Cette répartition n’est toutefois pas figée par la loi : c’est l’acte notarié qui fait foi, clause par clause. D’où l’importance de le lire attentivement avant de signer. Nous avons consacré un article complet à la répartition des charges, travaux et taxes en viager occupé.

Comment le DUH prend fin

Le DUH s’éteint de plein droit au décès du vendeur : l’acheteur retrouve alors la pleine jouissance du bien, sans formalité ni indemnité. Nous détaillons ce moment charnière dans notre article sur ce qui se passe au décès du vendeur en viager.

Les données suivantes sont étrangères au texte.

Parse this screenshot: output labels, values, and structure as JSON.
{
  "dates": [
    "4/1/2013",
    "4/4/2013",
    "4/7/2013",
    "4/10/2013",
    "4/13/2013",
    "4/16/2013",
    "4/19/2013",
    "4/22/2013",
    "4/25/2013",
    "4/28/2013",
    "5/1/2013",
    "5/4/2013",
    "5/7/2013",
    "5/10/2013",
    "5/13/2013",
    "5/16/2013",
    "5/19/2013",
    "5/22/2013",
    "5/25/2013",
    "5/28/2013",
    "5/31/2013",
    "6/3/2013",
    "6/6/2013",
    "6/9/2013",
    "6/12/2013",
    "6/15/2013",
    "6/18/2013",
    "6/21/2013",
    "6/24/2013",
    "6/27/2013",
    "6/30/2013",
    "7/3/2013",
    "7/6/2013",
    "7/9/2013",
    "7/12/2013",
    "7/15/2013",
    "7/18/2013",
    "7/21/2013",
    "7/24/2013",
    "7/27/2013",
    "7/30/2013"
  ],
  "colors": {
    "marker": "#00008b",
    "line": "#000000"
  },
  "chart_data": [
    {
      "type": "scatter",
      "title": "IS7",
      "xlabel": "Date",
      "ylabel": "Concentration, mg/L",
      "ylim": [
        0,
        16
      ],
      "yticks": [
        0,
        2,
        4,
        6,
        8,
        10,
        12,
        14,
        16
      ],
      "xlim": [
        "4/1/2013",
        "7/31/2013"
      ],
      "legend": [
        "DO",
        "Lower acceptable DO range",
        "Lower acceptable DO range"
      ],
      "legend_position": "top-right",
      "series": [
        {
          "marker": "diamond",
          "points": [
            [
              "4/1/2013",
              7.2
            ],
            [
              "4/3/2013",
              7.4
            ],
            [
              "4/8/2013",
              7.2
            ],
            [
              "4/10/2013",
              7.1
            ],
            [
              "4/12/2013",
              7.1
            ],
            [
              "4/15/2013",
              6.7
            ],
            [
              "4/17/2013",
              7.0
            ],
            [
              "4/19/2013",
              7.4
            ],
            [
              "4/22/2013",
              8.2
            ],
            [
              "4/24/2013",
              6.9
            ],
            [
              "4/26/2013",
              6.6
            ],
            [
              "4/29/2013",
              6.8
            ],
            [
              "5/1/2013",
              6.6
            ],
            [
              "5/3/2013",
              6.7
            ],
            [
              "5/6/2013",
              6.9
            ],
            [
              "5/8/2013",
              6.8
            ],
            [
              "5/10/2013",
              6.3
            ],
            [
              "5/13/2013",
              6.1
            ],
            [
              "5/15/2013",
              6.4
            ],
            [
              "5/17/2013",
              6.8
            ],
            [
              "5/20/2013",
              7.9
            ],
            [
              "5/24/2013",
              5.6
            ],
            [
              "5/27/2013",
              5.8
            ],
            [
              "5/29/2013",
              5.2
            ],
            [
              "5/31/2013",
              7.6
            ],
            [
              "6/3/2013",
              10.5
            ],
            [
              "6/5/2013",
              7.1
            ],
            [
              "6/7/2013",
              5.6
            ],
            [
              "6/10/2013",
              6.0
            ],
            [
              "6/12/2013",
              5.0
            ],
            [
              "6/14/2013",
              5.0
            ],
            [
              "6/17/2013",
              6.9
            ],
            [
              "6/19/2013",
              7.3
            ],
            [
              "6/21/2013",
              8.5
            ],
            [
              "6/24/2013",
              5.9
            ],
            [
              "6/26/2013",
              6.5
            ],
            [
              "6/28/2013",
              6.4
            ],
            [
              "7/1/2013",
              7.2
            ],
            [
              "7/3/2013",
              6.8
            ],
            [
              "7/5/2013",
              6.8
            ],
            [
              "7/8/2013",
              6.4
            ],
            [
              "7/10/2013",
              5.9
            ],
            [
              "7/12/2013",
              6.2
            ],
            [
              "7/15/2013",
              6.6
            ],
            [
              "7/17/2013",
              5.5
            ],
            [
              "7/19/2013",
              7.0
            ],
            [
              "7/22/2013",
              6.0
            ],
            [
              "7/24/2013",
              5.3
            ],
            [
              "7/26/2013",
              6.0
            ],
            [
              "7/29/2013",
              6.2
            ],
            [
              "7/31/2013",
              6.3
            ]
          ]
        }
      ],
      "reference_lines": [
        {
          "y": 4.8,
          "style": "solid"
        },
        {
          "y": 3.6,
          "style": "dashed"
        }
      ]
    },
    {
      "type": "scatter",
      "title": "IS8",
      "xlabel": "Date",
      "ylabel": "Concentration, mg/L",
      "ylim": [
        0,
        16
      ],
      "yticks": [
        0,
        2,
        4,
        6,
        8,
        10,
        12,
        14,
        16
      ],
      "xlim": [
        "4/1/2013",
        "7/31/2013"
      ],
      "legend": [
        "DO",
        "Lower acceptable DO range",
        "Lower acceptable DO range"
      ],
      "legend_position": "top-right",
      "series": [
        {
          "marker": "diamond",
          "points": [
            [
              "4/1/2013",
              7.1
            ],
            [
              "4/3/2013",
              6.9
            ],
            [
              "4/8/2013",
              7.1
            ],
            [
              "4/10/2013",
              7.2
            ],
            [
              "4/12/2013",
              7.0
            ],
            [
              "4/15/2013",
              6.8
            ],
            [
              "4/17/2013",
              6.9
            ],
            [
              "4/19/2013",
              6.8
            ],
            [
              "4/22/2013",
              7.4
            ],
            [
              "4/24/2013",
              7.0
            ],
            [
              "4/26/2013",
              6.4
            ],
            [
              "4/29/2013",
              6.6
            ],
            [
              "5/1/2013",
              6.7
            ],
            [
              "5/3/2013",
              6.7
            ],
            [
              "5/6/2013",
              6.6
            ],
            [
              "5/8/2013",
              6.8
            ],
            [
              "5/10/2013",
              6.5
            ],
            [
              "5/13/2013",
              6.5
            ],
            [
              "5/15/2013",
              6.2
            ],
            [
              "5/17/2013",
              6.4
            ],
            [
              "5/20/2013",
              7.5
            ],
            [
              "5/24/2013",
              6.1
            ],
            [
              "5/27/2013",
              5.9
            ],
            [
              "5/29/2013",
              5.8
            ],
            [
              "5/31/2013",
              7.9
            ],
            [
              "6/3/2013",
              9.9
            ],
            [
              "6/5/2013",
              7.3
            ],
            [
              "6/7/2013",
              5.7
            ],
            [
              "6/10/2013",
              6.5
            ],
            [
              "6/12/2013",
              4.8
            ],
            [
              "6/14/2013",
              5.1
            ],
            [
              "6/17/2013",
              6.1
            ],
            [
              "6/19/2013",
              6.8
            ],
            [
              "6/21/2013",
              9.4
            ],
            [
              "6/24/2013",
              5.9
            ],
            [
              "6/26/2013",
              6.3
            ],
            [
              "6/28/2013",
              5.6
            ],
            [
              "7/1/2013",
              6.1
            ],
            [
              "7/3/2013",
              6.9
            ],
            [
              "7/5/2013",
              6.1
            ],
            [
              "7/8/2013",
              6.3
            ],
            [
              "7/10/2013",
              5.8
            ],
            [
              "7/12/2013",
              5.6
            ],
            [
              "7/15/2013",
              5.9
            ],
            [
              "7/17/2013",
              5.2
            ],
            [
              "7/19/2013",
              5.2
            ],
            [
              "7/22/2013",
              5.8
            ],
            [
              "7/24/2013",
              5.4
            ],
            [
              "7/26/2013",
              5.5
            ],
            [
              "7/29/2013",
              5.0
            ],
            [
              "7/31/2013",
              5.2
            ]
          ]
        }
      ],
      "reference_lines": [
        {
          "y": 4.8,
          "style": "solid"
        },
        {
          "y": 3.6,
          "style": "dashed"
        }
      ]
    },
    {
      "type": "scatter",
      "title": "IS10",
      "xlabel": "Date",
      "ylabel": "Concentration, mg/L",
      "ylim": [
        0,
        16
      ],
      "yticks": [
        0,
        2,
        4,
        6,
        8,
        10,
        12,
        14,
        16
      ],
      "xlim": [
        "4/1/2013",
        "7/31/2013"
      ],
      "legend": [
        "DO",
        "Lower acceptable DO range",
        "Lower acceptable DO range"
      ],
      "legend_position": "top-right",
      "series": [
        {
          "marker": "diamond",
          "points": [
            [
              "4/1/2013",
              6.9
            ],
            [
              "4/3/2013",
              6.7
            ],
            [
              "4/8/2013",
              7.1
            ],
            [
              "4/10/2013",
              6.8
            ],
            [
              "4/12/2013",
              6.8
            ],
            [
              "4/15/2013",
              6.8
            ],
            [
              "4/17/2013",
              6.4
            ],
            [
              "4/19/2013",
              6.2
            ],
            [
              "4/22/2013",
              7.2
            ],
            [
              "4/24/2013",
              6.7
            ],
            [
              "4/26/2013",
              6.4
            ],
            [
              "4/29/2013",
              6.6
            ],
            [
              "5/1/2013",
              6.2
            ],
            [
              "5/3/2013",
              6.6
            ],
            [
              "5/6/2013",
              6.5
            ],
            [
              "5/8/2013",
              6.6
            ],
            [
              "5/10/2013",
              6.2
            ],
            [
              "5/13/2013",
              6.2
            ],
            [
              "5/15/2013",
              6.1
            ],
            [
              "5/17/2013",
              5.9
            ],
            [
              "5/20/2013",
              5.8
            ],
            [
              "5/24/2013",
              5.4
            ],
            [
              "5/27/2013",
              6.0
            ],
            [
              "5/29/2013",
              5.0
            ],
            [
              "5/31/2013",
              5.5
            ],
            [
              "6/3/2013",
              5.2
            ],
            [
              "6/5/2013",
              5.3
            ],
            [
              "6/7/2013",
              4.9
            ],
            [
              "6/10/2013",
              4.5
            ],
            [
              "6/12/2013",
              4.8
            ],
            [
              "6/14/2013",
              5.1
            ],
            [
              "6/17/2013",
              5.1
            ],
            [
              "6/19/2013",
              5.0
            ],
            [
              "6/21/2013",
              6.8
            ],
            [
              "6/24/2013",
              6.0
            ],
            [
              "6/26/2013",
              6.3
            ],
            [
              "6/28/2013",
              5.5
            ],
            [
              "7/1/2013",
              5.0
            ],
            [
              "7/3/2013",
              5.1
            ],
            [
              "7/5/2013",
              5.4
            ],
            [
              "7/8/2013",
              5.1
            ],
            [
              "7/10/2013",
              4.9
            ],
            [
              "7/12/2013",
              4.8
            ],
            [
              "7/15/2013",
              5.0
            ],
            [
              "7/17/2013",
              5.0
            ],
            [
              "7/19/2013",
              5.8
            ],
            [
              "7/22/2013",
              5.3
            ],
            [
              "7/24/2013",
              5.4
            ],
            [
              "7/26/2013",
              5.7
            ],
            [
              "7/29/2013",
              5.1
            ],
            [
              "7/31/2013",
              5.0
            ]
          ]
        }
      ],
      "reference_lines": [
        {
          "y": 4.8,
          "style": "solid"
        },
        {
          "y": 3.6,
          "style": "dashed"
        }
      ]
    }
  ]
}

Le vendeur peut aussi choisir de libérer le logement de son vivant, par exemple pour se rapprocher de ses enfants ou entrer en établissement. Les actes que nous accompagnons prévoient systématiquement une clause de libération anticipée : l’abandon du DUH est alors compensé, le plus souvent par une majoration de la rente de 20 à 30 %, fixée dès la signature. Le vendeur qui part n’abandonne donc pas de la valeur, il la convertit en revenus supplémentaires, bienvenus quand il faut financer un hébergement en maison de retraite. Pour replacer le DUH dans l’ensemble du mécanisme, notre guide du viager reprend chaque étape de la vente.

Questions fréquentes

Peut-on louer son logement quand on a conservé un DUH ?

Non. Le droit d’usage et d’habitation est strictement personnel : il permet d’occuper le logement soi-même, avec sa famille, mais interdit de le louer ou de le céder (articles 631 et 634 du Code civil). Un vendeur qui souhaite garder la possibilité de mettre le bien en location doit se réserver un usufruit, dont la valeur est plus élevée, ce qui réduit d’autant le bouquet et la rente.

Quelle est la différence entre le DUH et l’usufruit ?

L’usufruit donne le droit d’occuper le bien et d’en percevoir les revenus, donc de le louer. Le DUH se limite à l’occupation personnelle du logement. Fiscalement, le DUH est évalué à 60 % de la valeur de l’usufruit : le vendeur qui ne réserve qu’un DUH cède davantage de valeur à l’acheteur, et reçoit donc un bouquet et une rente plus élevés.

Que devient le DUH si le vendeur quitte son logement ?

Le DUH s’éteint au décès du vendeur, et l’acheteur récupère alors la pleine jouissance du bien. Si le vendeur quitte définitivement le logement de son vivant, par exemple pour entrer en maison de retraite, la plupart des actes prévoient une clause de libération anticipée : l’abandon du DUH est compensé par une majoration de la rente, souvent de 20 à 30 %, définie dès la signature.